Shale oil's impact will have "huge implications" for global energy markets for many years, Fatih Birol, executive director at the International Energy Agency, told CNBC on Tuesday.
Oil prices have been trading sharply lower amid growing concerns that an economic slowdown in China could temper demand. And even as some producers cut their output, prices have been put under further pressure by a growing supply from the United States.
"(If) anybody thinks we have seen the full impact of the shale revolution in the United States, then he or she is making a big mistake," Birol told CNBC's Steve Sedgwick at the World Economic Forum in Davos, Switzerland.
"We will see huge implications of shale, both for oil and gas, for many years to come."
OPEC and its production allies have officially implemented a fresh round of supply cuts, which will see 1.2 million barrels per day removed from the market from the start of January.
Birol said that despite those cuts, prices in 2019 should face renewed pressure with Permian Basin output in western Texas and southeastern New Mexico set to ramp up.
"A huge amount of pipeline capacity is coming in the Permian, 66 percent growth compared to previous years, so the U.S. oil industry's ability to react to the market is much faster and bolder now," he said.

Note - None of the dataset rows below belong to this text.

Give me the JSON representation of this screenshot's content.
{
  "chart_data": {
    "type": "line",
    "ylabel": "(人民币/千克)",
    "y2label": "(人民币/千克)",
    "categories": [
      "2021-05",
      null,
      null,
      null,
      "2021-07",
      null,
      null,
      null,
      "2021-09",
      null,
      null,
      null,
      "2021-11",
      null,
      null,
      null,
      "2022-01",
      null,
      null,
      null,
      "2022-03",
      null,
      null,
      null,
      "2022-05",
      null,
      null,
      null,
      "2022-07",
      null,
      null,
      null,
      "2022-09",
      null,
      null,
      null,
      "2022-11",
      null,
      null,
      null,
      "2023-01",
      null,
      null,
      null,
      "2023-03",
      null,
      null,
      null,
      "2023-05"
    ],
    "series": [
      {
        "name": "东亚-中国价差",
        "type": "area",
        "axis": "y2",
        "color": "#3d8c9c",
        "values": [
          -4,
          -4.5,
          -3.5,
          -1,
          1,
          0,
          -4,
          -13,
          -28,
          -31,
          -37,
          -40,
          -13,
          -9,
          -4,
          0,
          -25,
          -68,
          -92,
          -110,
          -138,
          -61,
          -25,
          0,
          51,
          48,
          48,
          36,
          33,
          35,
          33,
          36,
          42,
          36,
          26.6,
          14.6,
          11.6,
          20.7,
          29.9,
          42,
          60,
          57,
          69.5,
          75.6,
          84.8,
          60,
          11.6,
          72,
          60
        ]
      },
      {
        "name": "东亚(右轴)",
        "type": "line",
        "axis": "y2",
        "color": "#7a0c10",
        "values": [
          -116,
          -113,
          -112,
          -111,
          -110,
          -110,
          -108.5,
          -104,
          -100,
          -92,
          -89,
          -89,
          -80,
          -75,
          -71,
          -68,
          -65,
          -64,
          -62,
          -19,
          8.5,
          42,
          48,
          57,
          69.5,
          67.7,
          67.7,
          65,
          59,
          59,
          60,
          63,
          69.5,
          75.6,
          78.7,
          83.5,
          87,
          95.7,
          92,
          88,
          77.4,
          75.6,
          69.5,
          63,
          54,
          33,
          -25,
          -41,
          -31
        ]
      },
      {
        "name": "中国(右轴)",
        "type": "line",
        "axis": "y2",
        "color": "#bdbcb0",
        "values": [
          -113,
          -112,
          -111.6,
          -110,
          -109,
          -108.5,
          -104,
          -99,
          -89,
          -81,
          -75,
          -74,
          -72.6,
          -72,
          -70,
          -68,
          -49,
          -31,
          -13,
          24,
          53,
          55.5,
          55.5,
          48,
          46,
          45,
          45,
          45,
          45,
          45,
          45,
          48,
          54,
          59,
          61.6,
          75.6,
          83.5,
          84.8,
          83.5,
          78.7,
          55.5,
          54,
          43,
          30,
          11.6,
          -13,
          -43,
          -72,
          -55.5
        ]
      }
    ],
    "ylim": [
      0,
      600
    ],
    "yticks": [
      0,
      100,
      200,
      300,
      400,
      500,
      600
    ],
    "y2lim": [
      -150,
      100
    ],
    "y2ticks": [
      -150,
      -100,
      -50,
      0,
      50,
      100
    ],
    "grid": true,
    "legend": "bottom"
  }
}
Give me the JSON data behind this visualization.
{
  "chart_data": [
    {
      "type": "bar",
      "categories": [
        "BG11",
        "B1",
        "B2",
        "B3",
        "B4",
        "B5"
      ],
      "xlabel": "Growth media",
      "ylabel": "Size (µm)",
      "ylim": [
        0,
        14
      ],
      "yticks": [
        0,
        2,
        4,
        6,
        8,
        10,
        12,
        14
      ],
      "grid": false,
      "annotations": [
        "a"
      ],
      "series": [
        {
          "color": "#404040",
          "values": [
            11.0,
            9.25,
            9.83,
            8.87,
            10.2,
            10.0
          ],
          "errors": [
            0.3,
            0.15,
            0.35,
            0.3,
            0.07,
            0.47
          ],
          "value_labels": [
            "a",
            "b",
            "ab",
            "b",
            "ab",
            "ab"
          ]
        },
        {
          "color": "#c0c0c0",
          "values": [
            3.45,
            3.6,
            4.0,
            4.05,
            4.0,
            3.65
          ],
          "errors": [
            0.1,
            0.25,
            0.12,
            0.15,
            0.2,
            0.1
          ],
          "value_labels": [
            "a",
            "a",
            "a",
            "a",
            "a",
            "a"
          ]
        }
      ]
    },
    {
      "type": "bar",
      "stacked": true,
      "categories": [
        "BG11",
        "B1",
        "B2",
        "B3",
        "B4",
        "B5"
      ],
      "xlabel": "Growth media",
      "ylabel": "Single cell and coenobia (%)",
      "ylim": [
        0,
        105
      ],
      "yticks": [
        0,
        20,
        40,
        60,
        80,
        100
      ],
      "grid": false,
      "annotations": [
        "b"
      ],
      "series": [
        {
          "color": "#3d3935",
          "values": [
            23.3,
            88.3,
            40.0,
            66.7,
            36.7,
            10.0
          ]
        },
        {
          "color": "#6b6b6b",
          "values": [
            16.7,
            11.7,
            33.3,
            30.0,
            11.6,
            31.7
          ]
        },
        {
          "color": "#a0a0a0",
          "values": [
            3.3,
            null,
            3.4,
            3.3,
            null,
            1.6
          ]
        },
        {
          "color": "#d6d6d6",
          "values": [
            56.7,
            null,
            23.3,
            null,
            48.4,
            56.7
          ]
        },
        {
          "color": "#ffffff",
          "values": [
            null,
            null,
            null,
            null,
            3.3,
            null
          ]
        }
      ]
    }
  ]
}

Birol said unless there was a large geopolitical event, it would be very difficult to see prices nearing $90 per barrel — as the Brent crude benchmark did in October.
The Paris-based IEA said last week that the United States is on track to reaffirm its position as the world's biggest producer of crude by volume during 2019.
"While the other two giants voluntarily cut output, the U.S. — already the biggest liquids supplier — will reinforce its leadership as the world's number one crude producer," the IEA said in its monthly report Friday.